Prior to arbitration, Eckel settled with the Ryans by tendering the $25,000 limits of her motor vehicle liability insurance policy. With the City as the sole remaining defendant, the parties proceeded to arbitration. On May 6, 2008, following a hearing, the arbitrator apportioned liability as follows: Eckel, 50%; Mary Ryan, 35%; and the City, 15%. The arbitrator awarded the Ryans damages in the amount of $500,000, less $175,000 based on Ryan’s comparative negligence of 35%, for a net award of $325,000. Pursuant to the doctrine of joint and several liability, the City paid the Ryans $300,000, and, as noted above, the remaining $25,000 was paid by Eckel’s insurance company. While their actions against Eckel and the City were pending, the Ryans filed a claim under their motor vehicle insurance policy (the “Policy”) with AAA Mid-Atlantic Insurance Company (“AAA”), which included optional coverage for compensatory damages resulting from bodily injuries caused by the owner or operator of an underinsured motor vehicle.
The Supreme Court granted review to consider whether a UIM recovery may be offset against all damages paid in satisfaction of a judgment, or only for those sums paid under the automobile policy of the other driver.
The Supreme Court noted that the Ryans were fully compensated for their injuries and received the entire amount of damages to which the arbitration panel held they were entitled from the City and Eckel. Thus, “it cannot be said that [the Policy] in any way ‘frustrated’ the MVFRL’s public policy of protecting the Ryans from inadequate compensation.” The Supreme Court continued, “…there exists a long-standing prohibition in this Commonwealth against double recoveries for a single injury.”
The Supreme Court reiterated: “[W]hen an individual who has been indemnified for a loss subsequently recovers for the same loss from a third party, equity compels that the indemnifying party be restored that which he paid the injured party; thereby placing the cost of the injury upon the party causing the harm while preventing the injured party from profiting a “double recovery” at the indemnifying party’s expense. Jones, 32 A.3d at 1270 (quoting Allstate Ins. Co. v. Clarke, 527 A.2d 1021, 1024 (Pa. Super. 1987)) (emphasis added).”

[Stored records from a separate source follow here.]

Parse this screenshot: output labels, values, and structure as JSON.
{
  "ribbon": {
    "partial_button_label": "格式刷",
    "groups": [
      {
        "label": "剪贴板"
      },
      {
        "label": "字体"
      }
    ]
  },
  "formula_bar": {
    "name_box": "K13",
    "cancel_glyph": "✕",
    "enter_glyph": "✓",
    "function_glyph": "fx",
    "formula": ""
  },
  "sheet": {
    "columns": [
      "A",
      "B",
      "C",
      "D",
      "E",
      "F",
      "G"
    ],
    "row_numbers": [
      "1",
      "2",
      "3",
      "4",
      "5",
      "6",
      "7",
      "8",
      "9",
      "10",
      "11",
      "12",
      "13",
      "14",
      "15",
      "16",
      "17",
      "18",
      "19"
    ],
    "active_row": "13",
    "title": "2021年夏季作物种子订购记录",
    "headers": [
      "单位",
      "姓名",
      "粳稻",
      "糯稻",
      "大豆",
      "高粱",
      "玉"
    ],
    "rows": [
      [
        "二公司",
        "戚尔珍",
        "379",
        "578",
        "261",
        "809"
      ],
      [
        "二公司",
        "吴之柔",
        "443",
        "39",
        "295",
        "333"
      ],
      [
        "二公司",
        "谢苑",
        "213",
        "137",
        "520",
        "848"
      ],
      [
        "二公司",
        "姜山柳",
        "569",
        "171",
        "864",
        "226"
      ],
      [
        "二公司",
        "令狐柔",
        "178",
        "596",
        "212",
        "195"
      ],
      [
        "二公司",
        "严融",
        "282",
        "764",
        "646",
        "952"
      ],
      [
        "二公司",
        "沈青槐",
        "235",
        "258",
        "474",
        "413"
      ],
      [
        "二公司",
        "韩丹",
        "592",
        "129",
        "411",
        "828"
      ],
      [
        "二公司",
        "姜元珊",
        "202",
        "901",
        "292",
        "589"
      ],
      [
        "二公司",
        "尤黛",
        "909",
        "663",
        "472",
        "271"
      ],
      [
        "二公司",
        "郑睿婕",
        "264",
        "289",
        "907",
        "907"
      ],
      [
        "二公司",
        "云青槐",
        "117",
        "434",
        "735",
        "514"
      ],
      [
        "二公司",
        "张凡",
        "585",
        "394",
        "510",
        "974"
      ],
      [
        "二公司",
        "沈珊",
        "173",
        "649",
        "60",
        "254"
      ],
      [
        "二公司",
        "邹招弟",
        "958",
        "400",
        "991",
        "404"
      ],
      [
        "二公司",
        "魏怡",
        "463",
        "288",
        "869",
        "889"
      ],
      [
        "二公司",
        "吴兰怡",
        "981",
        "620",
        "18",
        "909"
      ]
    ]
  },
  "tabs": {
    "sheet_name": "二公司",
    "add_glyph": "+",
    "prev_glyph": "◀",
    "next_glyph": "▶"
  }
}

The Supreme Court continued: “We further observed that the made whole doctrine: both ensures that the insured is fully compensated for his or her injury before the insurer recovers, in cases where there are insufficient funds to satisfy both the insured and the insurer, and prevents the insured from receiving dual recovery for the same loss from both the tortfeasor and the insurer. Jones, 32 A.3d at 1271 (emphasis added).”
“As the Ryans were fully compensated for Mary Ryan’s injuries, the purpose of the MVFRL is not furthered by allowing the Ryans to recover additional damages from AAA. In summary, as there was no basis for the Superior Court to conclude that the Limit of Liability clause of the Policy violated the MVFRL’s policy of protecting injured victims from underinsured motorists, and, furthermore, because the Superior Court’s determination is contrary to Pennsylvania law which precludes double recovery for the same injury…” the Supreme Court reversed the order of the Superior Court and remanded the matter for reinstatement of the trial court’s order.